Barry Fell was recognised for his research into star fish and sea urchins but his work on the origins of the Polynesians isn’t taken seriously by experts.

New Zealand: Skeletons in the Cupboard does favourably quote two academics with expertise in New Zealand’s pre-history: Professor Richard Holdaway and Professor Lisa Matisoo-Smith. Both have done work that suggests rats may have arrived here earlier than first settlement – and that almost certainly arrived with people.

On the face of it their findings could give credence to the idea of pre-Māori settlement in New Zealand. Neither of them were interviewed in the documentaries and both are scathing of the ideas being promoted in them.

Lisa Matisoo Smith told Mediawatch the documentaries had misused her data. "I have communicated with these people and have pointed out the errors in their interpretations but they do not want to hear the truth."

She said it wasn't a good look for TVNZ to feature it on its website. "It is a piece of fiction and misuse of real data.
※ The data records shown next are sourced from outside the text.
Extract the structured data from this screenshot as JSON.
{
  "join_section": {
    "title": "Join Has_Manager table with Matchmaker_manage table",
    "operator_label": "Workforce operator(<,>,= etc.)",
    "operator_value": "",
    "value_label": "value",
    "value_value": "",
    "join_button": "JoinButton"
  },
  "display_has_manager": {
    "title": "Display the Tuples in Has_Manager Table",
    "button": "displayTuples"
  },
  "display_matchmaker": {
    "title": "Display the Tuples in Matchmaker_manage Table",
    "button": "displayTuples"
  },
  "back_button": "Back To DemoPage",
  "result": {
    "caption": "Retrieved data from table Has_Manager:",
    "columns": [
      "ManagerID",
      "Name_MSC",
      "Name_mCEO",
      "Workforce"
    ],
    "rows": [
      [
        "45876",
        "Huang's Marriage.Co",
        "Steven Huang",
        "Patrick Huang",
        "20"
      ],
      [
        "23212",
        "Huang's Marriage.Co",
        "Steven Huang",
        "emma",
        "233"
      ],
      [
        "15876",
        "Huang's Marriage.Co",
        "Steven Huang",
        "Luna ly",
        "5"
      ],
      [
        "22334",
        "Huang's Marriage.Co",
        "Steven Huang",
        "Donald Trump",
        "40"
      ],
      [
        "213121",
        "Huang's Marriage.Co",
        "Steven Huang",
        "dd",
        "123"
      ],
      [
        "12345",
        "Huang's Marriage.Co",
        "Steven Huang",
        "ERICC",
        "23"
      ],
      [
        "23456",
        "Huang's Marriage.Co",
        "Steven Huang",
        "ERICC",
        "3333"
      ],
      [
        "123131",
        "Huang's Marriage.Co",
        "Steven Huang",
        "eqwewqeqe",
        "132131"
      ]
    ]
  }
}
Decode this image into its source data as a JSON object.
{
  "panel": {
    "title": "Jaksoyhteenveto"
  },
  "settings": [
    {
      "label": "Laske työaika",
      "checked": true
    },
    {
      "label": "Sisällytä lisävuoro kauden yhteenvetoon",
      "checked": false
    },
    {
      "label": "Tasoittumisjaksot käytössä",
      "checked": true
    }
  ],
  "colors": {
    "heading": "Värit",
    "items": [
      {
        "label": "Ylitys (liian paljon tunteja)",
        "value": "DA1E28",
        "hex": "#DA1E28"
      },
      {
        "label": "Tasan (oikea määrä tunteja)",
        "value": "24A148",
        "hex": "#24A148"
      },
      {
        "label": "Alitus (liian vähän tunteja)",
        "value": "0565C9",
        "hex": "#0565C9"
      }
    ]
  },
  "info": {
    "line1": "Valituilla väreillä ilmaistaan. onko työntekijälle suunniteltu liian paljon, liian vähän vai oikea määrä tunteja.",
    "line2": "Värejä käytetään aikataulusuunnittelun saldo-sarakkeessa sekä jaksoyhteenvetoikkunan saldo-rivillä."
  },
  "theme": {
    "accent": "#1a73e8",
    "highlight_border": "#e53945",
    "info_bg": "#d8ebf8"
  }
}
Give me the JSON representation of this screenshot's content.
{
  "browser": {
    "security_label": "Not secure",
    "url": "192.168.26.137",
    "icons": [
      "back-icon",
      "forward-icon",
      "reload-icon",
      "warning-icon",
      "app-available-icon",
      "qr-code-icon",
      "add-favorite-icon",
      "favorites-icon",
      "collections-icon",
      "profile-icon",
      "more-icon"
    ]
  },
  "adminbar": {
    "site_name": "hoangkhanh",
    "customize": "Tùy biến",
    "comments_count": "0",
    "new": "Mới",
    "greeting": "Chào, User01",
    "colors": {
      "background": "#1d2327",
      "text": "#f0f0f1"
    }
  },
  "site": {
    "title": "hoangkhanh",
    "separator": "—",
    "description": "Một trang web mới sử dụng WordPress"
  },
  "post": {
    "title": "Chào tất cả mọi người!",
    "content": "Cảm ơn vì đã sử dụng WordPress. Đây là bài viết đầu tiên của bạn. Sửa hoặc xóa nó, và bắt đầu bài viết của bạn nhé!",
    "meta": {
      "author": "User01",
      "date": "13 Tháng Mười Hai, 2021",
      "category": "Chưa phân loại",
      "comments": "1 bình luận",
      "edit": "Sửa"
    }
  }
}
But sadly, conspiracy theories attract viewers."

And Professor Holdaway described the documentaries as total rubbish. He said his research, which can be found on open source online journals, suggests that people, probably of the Lapita culture, visited New Zealand a few hundred years before the beginning of settlement. "But there’s absolutely no evidence of people settling here before the arrival Polynesians around 650 years ago."

When asked about the criticisms Peter Marsh said the scientists were scared for their jobs. "They don't want their superiors cutting their funding."

And how does he respond to the suggestion that he's a peddler of conspiracy theories? "Well the term 'conspiracy theory' was, I think, coined by the CIA during operation mocking bird after the JFK assassination."